Cairngorms National ParkColvin's WalkNovels

Lambing Snows

It is the beginning of April and, here in the Cairngorms, the beginning of lambing. Everyone up here knows about the notorious ‘lambing snows’: that no matter how lovely the weather before-hand, the moment the next generation of sheep start to emerge, skinny and vulnerable, the snow will return.

Ewes & lambs in snow Highlands Scotland

In my research for my second novel, Colvin’s Walk, I was privileged to accompany several local shepherds on their rounds through the year including lambing. Most of my outings were quite pleasant, but the central character in my story had a much more brutal experience, starting with his birth. That passage is below, to whet your appetite for the whole novel, if not a job as a Highland shepherd!

Highland shepherds in snow
Photo credit: Slimon family, Laggan

Birth

He was born on the farm, in the shed, on a cruel night in April 1955. Aye, without a doubt the cruelest month, April, wooing you with her bright face and warm breath till you are in her arms, puckering for a kiss, and she slaps you. Hard. Never more cruel than in the Highlands, neither, where our daffodils can be slashed by hail or our Easter eggs buried in snow. A Pentecostal month, if ever there was one, swinging from ecstasy to exorcism at the spirit’s whim.

The night of Colvin’s birth was wild with sleet as his mother, Agnes, struggled out in the field with a bulky jacket over her nightie and a torch strapped to her head, helping a ewe. The wretched beast was caught in a barbed-wire fence and bleating into the storm. Agnes pulled her father’s knife from her pocket, cut away the tangled fleece and guided the ewe into the shed, laying her on her side. Pushing a hand into the tight wet of the birth canal she came at once on the hooves of a lamb and drew them down slowly, feeling for the head, tugging and twisting, till the slimy creature squeezed forth, trailing afterbirth. Pulling a scruff of fleece from the ewe’s side, she wiped his black face, put him to the mother’s nose and with pain surging up her own belly, reached in again. The second one came quicker, sliding onto the straw with a sneeze and a dribble of bloody waters, his useless legs tucked under him, face smooshed to the floor. As the ewe lumbered to her feet for the first lamb to suckle, Agnes rubbed and prodded the second one till he tottered to his mother’s face and also got a welcome slurp. Our shepherdess then lumbered to her own feet, stomach tightening like a belt of steel, and after washing her hands in the freezing water at the corner tap, she made a cut in the ewe’s horn. The storm outside was a blizzard by now, blocking any return to the house, so she lit a fire in an iron trough and stomped around to keep warm and fight the pain.
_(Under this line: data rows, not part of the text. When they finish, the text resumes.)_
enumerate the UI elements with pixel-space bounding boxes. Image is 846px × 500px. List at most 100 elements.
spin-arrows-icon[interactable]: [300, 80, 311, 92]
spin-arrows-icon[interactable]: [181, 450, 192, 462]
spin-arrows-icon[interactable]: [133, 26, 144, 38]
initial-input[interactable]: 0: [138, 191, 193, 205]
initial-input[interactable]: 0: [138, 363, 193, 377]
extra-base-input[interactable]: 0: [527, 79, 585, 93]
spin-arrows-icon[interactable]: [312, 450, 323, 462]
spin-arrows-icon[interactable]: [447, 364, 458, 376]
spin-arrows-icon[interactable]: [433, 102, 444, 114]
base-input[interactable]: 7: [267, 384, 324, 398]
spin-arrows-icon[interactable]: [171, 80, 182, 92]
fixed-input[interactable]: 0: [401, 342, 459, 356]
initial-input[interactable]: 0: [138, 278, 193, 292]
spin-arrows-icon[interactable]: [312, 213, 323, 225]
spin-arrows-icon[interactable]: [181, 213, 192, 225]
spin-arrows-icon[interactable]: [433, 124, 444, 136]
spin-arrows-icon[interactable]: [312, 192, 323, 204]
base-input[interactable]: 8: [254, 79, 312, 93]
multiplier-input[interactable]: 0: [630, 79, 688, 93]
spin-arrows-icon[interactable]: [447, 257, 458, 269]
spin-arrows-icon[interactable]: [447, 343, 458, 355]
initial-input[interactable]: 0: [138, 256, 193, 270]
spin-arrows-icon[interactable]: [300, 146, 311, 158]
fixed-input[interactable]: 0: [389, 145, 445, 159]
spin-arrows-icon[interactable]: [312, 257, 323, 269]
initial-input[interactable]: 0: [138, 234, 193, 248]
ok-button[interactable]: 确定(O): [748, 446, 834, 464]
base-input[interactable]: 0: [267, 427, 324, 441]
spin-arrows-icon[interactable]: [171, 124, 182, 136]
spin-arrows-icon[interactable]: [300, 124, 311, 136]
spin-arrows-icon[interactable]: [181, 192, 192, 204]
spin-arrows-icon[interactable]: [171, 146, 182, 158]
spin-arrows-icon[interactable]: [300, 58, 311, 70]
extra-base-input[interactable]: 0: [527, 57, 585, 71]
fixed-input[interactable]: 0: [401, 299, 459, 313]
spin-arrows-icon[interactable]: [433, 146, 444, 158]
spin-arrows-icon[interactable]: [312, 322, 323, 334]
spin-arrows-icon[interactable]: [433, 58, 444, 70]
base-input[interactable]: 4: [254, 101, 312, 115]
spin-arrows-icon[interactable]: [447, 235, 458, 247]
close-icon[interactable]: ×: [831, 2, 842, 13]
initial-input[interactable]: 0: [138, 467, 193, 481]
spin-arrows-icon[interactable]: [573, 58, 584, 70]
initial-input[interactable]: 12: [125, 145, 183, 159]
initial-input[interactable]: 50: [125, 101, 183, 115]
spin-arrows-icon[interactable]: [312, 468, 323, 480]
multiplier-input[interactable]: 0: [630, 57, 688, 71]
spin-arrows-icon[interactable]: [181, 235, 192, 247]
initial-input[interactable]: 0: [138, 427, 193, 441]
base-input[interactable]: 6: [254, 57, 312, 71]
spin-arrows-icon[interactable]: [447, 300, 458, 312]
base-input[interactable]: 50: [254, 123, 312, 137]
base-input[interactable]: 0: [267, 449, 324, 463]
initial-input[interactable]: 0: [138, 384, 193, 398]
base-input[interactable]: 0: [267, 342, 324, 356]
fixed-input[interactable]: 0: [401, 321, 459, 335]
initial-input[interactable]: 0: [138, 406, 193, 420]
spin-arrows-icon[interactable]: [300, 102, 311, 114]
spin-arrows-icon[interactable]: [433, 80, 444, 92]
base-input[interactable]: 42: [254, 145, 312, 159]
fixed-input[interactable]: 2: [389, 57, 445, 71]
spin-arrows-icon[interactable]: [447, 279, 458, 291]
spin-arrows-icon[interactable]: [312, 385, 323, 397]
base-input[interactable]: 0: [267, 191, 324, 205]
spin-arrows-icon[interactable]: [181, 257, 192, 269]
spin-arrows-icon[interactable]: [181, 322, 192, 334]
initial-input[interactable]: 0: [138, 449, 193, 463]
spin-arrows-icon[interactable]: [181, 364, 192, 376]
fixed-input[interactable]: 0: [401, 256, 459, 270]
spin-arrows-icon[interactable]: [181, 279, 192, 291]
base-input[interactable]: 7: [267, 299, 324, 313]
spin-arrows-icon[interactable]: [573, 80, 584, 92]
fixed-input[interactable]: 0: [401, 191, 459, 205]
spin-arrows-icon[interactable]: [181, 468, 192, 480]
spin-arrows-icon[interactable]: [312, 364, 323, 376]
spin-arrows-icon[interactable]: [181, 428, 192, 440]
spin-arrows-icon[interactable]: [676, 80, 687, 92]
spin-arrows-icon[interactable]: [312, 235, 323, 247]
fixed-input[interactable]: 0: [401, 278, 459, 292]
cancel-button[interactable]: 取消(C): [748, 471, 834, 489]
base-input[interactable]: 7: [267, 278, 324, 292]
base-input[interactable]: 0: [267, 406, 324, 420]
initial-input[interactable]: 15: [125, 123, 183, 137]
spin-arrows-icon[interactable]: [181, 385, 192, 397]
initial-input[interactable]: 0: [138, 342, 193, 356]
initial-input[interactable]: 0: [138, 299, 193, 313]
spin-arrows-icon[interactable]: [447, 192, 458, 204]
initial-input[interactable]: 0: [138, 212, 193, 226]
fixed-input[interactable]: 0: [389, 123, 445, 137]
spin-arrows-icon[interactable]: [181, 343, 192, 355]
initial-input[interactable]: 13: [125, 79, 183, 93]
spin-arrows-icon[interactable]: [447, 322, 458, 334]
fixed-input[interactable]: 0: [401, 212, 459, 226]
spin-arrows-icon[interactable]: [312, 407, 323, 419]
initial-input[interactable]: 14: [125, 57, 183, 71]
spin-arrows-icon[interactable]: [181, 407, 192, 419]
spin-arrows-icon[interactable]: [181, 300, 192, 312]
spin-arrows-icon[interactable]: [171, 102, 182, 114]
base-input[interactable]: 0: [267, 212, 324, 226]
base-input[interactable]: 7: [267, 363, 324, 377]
She was a practical woman, Agnes; Traveller’s daughter, shepherd’s wife, angel unawares. Her jacket pockets held not just the knife and matches, but also twine, a fresh hanky, work gloves, some pegs, hair pins, a couple of nails, a pen that didn’t work, one that did, shop receipts, scraps of paper, a small telescope, a letter from the council, coins, a dog whistle, dried up sprigs of heather, a mouth organ and a crumbling bit of flapjack. While waiting for the baby, she cut a length of twine, sterilised the knife in the fire and set them down on the hanky. Her own family had never gone to hospital for anything and she had helped with several of her mother’s deliveries, as well as years of lambing, so was calm and breathed deep, groaning through her teeth, till she finally brought our Colvin into the world on a bed of straw. There were no singing angels or visiting kings, and the only shepherd – apart from herself – was snoring in his bed, pickled in liquor and dead to the world.

Ahh, Colvin, what a time to be born.

When he slithered forth head first and howling, she cut his cord and tied it off with the twine, struggling with frozen white fingers, then rubbed the hanky over his face and burrowed him inside her layers of clothes. He was slippery warm and wriggly, snuffling as his jaw worked the ripe swell of her breast. Touching her finger from her tongue to the top of his head, she murmured in Gaelic. A small drop of water to encompass my beloved, Meet for Father, Son and Spirit. The rhythmic tug of his feeding and the sounds of fire and suckling lambs finally pulled her into sleep, where she dreamed of a Traveller’s tent with rain pelting the canvas and her father singing.

It was the cold that woke her: the sharp iciness of her feet in their wellies, the draft around her head, the ache of her limbs. Breathing in Colvin’s womb-dark smell, she wound him in her scarf and tucked him beside the lambs, then scooping the straw and afterbirth into the trough, she re-kindled the fire. Warming her hands on the blaze as the wind scuttled the roof, she wondered how on earth she would manage lambing, a newborn and a drunken husband.